Candice is a member of the Boca Grande Live Poet’s Society, a group that’s been meeting on the island for years.
“They’re a fantastic collection of people,” she said.
She won an award last year for a poem she wrote called “Fawns in the Field,” chronicling a personal experience depicting the fate of young white-tailed deer seeking solace in a field at a Montana farm while a destructive tractor slowly loomed in the distance.
She discovered that PoetryLife was holding a contest and submitted her piece. The contest was judged by Vanderbuilt University. Her poem was selected, and she was honored in April of 2016 at a bookstore in Sarasota.
“I certainly did not expect to win. That was quite a surprise and an honor. Once you look at yourself as a poet, things look different to you. Experiences come to you in a different way. If I hadn’t been involved with the poetry group, I never would have thought to write that down,” she said.
Lindsay is from a small town in Wyoming called Sundance.
The couple own a ranch in Montana and spend the summer months there.
Candice and Lindsay were introduced to Boca Grande by mutual friends. Lindsay is an avid golfer, but Candice isn’t really, saying she’d much rather be engrossed in a good book. Her hobbies include reading, writing, and attending lectures and conferences.
She said the Boca Grande community is an intellectually charged environment.
“I love to learn, and the people here are so inspiring. I didn’t realize it as much when we first moved here. The longer we stayed. the more I realized what a perfect place this is,” she said. “This is home to me.
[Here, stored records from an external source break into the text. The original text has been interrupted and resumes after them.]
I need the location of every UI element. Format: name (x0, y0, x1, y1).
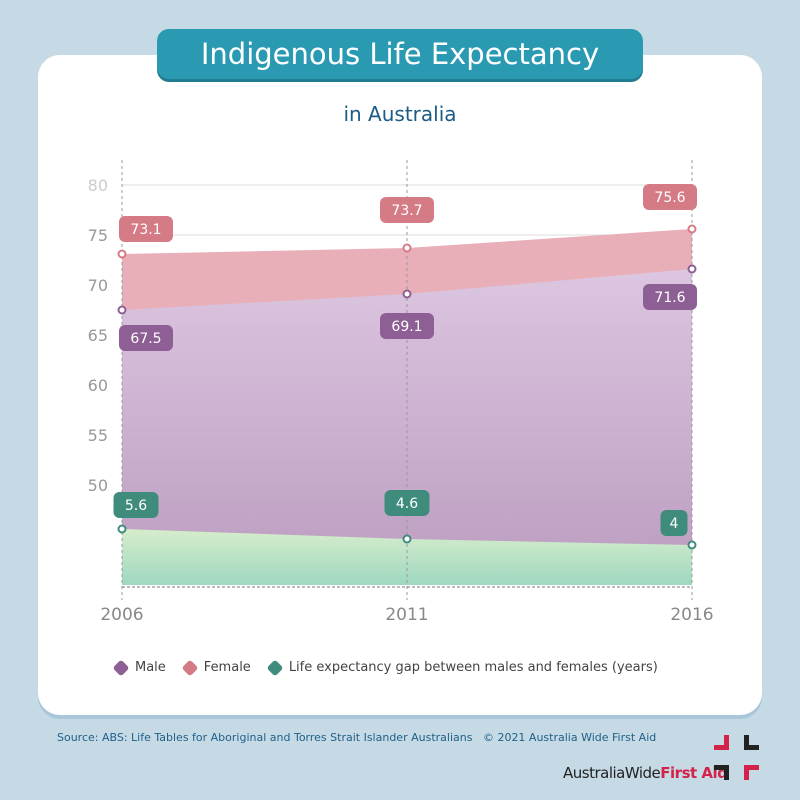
data-label: 75.6 (654, 190, 685, 206)
x-tick-label: 2016 (670, 605, 713, 625)
y-tick-label: 50 (88, 476, 108, 495)
data-point (402, 243, 412, 253)
data-point (117, 249, 127, 259)
data-point (402, 534, 412, 544)
data-label: 73.7 (391, 203, 422, 219)
data-label-bg (119, 216, 173, 242)
legend-item-female[interactable]: Female (181, 659, 251, 676)
diamond-icon (112, 659, 130, 676)
diamond-icon (266, 659, 284, 676)
legend-label: Female (203, 660, 251, 675)
diamond-icon (181, 659, 199, 676)
data-label-bg (380, 197, 434, 223)
data-point (687, 540, 697, 550)
data-label-bg (384, 490, 430, 516)
logo-text: AustraliaWideFirst Aid (563, 764, 728, 782)
logo-text-1: AustraliaWide (563, 764, 661, 782)
legend-item-gap[interactable]: Life expectancy gap between males and fe… (266, 659, 658, 676)
legend-item-male[interactable]: Male (112, 659, 166, 676)
data-label-bg (380, 313, 434, 339)
y-tick-label: 65 (88, 326, 108, 345)
data-point (402, 289, 412, 299)
data-label-bg (113, 492, 159, 518)
logo-cross-icon (714, 735, 759, 780)
data-point (687, 224, 697, 234)
data-point (117, 305, 127, 315)
x-tick-label: 2006 (100, 605, 143, 625)
data-label-bg (643, 284, 697, 310)
data-label: 73.1 (130, 222, 161, 238)
data-point (117, 524, 127, 534)
legend-label: Life expectancy gap between males and fe… (288, 660, 658, 675)
chart-subtitle: in Australia (343, 102, 457, 126)
male-area (122, 269, 692, 585)
data-label: 4.6 (396, 496, 418, 512)
y-tick-label: 55 (88, 426, 108, 445)
y-tick-label: 75 (88, 226, 108, 245)
data-label-bg (660, 510, 688, 536)
data-point (687, 264, 697, 274)
data-label: 69.1 (391, 319, 422, 335)
data-label: 71.6 (654, 290, 685, 306)
logo-text-2: First Aid (660, 764, 728, 782)
x-tick-label: 2011 (385, 605, 428, 625)
y-tick-label: 70 (88, 276, 108, 295)
data-label: 5.6 (125, 498, 147, 514)
data-label-bg (643, 184, 697, 210)
source-text: Source: ABS: Life Tables for Aboriginal … (57, 731, 657, 744)
legend-label: Male (135, 660, 166, 675)
data-label-bg (119, 325, 173, 351)
legend: Male Female Life expectancy gap between … (112, 659, 658, 676)
y-tick-label: 60 (88, 376, 108, 395)
chart-title: Indigenous Life Expectancy (157, 29, 643, 79)
y-tick-label: 80 (88, 176, 108, 195)
data-label: 4 (670, 516, 679, 532)
data-label: 67.5 (130, 331, 161, 347)
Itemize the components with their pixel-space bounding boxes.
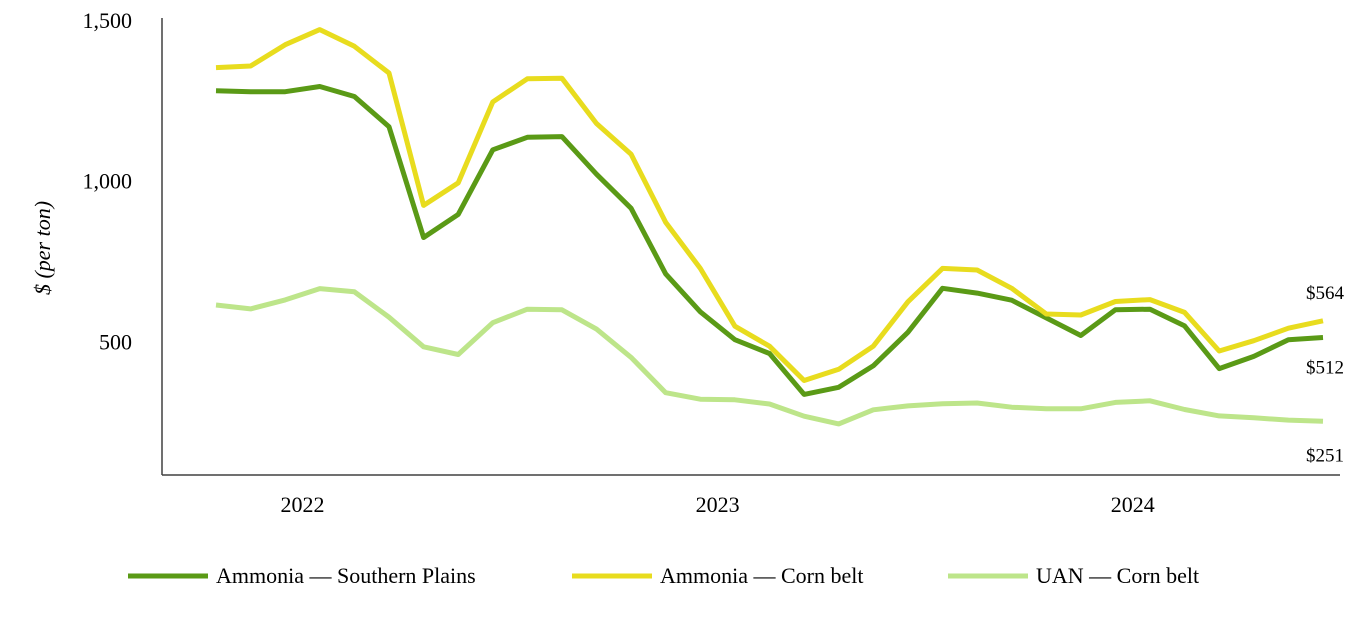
- series-line-ammonia-southern-plains: [215, 84, 1324, 397]
- end-labels: $512 $564 $251: [1306, 283, 1345, 467]
- legend-item-ammonia-corn-belt: Ammonia — Corn belt: [572, 563, 863, 588]
- legend-label: Ammonia — Corn belt: [660, 563, 863, 588]
- y-tick-label: 1,000: [83, 169, 133, 194]
- legend-item-ammonia-southern-plains: Ammonia — Southern Plains: [128, 563, 476, 588]
- y-tick-label: 1,500: [83, 8, 133, 33]
- series-line-uan-corn-belt: [215, 286, 1324, 427]
- y-tick-label: 500: [99, 329, 132, 354]
- legend: Ammonia — Southern Plains Ammonia — Corn …: [128, 563, 1199, 588]
- series-lines: [215, 27, 1324, 427]
- legend-item-uan-corn-belt: UAN — Corn belt: [948, 563, 1199, 588]
- x-tick-label: 2023: [696, 492, 740, 517]
- x-tick-label: 2022: [280, 492, 324, 517]
- y-tick-labels: 500 1,000 1,500: [83, 8, 133, 354]
- legend-label: UAN — Corn belt: [1036, 563, 1199, 588]
- end-label-ammonia-corn-belt: $564: [1306, 283, 1345, 304]
- x-tick-label: 2024: [1111, 492, 1155, 517]
- legend-label: Ammonia — Southern Plains: [216, 563, 476, 588]
- end-label-uan-corn-belt: $251: [1306, 445, 1344, 466]
- series-line-ammonia-corn-belt: [215, 27, 1324, 383]
- y-axis-title: $ (per ton): [30, 201, 55, 295]
- end-label-ammonia-southern-plains: $512: [1306, 357, 1344, 378]
- axes: [161, 18, 1340, 476]
- x-tick-labels: 2022 2023 2024: [280, 492, 1154, 517]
I love our little ranch, but I love being in Boca Grande.”
When asked if she has given thought to writing a second book, the answer wasn’t immediately clear.
“I’m thinking about another book, but I haven’t formulated a strategy as of yet. I think the next book may channel my dad more and focus more on Navy issues. My dad was a hospital coroner, and he concentrated on life and death – and I think that might be the general focus. Looking at life and death at sea and how the family has to cope when there is no grave to go to visit. It’s a much stronger topic, but I am drawn to it.”
Candice is on the board of the One Big Grande Boca Book Club (OBGBBC), and the group recently announced the list of books for the 2018 selection. There are five books, and people can select up to two books. See the website for a complete description of the books and vote online at friendsofbocagrande.org/obgbbc-vote.
Candice will be speaking on her book at the Boca Grande Community Center at 4:30 p.m. on Wednesday, March 15.